Tapi, pantaskah pemikiran yang berbeda itu kemudian hendak ditindas oleh hegemoni mainstream? Sementara pemikiran-pemikiran itu memiliki rujukan yang sahih, baik yang berasal dari Al Qur’an dan Al Hadist, maupun warisan intelektual pemikir Islam klasik.

Kedua, mereka dianggap sebagai kelompok-­kelompok yang menjadi bagian dari jaringan terorisme internasional: Al Qaidah yang sudah lama dicap oleh dunia internasional sebagai kelompok teroris atau dengan Jamaah Islamiyah yang buru-buru disahkan sebagai organisasi teroris.

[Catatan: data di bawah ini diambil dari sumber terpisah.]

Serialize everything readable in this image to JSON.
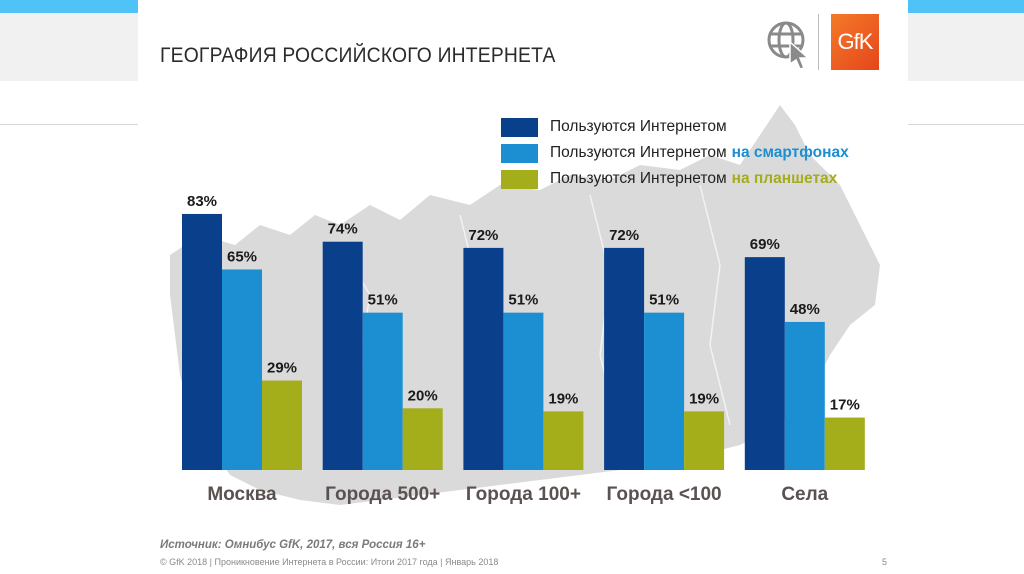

Tetapi benarkah mereka teroris? Tentu, tidak adil jika definisi teroris ala AS itu diterima mentah­-mentah. Ada dua keberatan yang perlu dikemukakan. Pertama, AS dan dunia (termasuk Indonesia) memiliki standar ganda (baca munafik) dalam menyikapi terorisme. Mengapa Al Qaidah, Jamaah Islamiyah, atau Amrozi dan kawan-kawan yang dicap teroris sementara Israel yang membantai kaum Muslim Palestina secara institusional dan terencana, sama sekali tidak dimasukkan sebagai negara teroris? Bahkan AS sendiri vang telah membunuh ribuan rakyat Muslim Afghanistan dalam pencarian Usamah bin Ladin dan selalu menteror rakyat Irak dengan rencana perang-nya itu tidak dikelompokkan sebagai negara teroris?

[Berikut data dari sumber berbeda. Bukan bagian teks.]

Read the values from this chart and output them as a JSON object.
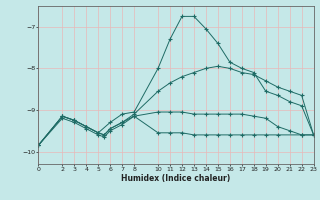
{
  "xlabel": "Humidex (Indice chaleur)",
  "bg_color": "#c5e8e8",
  "grid_color": "#e8b8b8",
  "line_color": "#1e6b65",
  "xlim": [
    0,
    23
  ],
  "ylim": [
    -10.3,
    -6.5
  ],
  "yticks": [
    -10,
    -9,
    -8,
    -7
  ],
  "xticks": [
    0,
    2,
    3,
    4,
    5,
    6,
    7,
    8,
    10,
    11,
    12,
    13,
    14,
    15,
    16,
    17,
    18,
    19,
    20,
    21,
    22,
    23
  ],
  "curve1_x": [
    0,
    2,
    3,
    4,
    5,
    6,
    7,
    8,
    10,
    11,
    12,
    13,
    14,
    15,
    16,
    17,
    18,
    19,
    20,
    21,
    22,
    23
  ],
  "curve1_y": [
    -9.85,
    -9.15,
    -9.25,
    -9.4,
    -9.55,
    -9.3,
    -9.1,
    -9.05,
    -8.0,
    -7.3,
    -6.75,
    -6.75,
    -7.05,
    -7.4,
    -7.85,
    -8.0,
    -8.1,
    -8.55,
    -8.65,
    -8.8,
    -8.9,
    -9.6
  ],
  "curve2_x": [
    0,
    2,
    3,
    4,
    5,
    5.5,
    6,
    7,
    8,
    10,
    11,
    12,
    13,
    14,
    15,
    16,
    17,
    18,
    19,
    20,
    21,
    22,
    23
  ],
  "curve2_y": [
    -9.85,
    -9.15,
    -9.25,
    -9.4,
    -9.55,
    -9.6,
    -9.45,
    -9.3,
    -9.1,
    -8.55,
    -8.35,
    -8.2,
    -8.1,
    -8.0,
    -7.95,
    -8.0,
    -8.1,
    -8.15,
    -8.3,
    -8.45,
    -8.55,
    -8.65,
    -9.6
  ],
  "curve3_x": [
    0,
    2,
    3,
    4,
    5,
    5.5,
    6,
    7,
    8,
    10,
    11,
    12,
    13,
    14,
    15,
    16,
    17,
    18,
    19,
    20,
    21,
    22,
    23
  ],
  "curve3_y": [
    -9.85,
    -9.15,
    -9.25,
    -9.4,
    -9.55,
    -9.6,
    -9.45,
    -9.3,
    -9.15,
    -9.05,
    -9.05,
    -9.05,
    -9.1,
    -9.1,
    -9.1,
    -9.1,
    -9.1,
    -9.15,
    -9.2,
    -9.4,
    -9.5,
    -9.6,
    -9.6
  ],
  "curve4_x": [
    0,
    2,
    3,
    4,
    5,
    5.5,
    6,
    7,
    8,
    10,
    11,
    12,
    13,
    14,
    15,
    16,
    17,
    18,
    19,
    20,
    22,
    23
  ],
  "curve4_y": [
    -9.85,
    -9.2,
    -9.3,
    -9.45,
    -9.6,
    -9.65,
    -9.5,
    -9.35,
    -9.15,
    -9.55,
    -9.55,
    -9.55,
    -9.6,
    -9.6,
    -9.6,
    -9.6,
    -9.6,
    -9.6,
    -9.6,
    -9.6,
    -9.6,
    -9.6
  ]
}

Kedua, dalam konteks ini maka keberatan yang kedua adalah, mengapa Israel dan AS diperkenankan dunia untuk melakukan kekerasan massal terhadap umat Islam, sementara kelompok-kelompok Islam yang mencoba melawannya, tentu dengan risiko kekerasan pula seperti apa yang dilakukan—kalau memang begitu—oleh Amrozi dan kawan-kawan, dilawan habis-habisan? Pertanyaan selanjutnya adalah, mengapa dunia (termasuk pemerintah dan rakyat Indonesia) begitu bernafsu mengutuk tragedi 11 September 2001 clan 12 Oktober 2002; dan sebaliknya tidak berminat sama sekali mengutuk Israel dan AS?

Jadi, adakah yang salah dari Islam radikal, sehingga kini mereka dicari dan dikejar-kejar? Waallahu a’lam.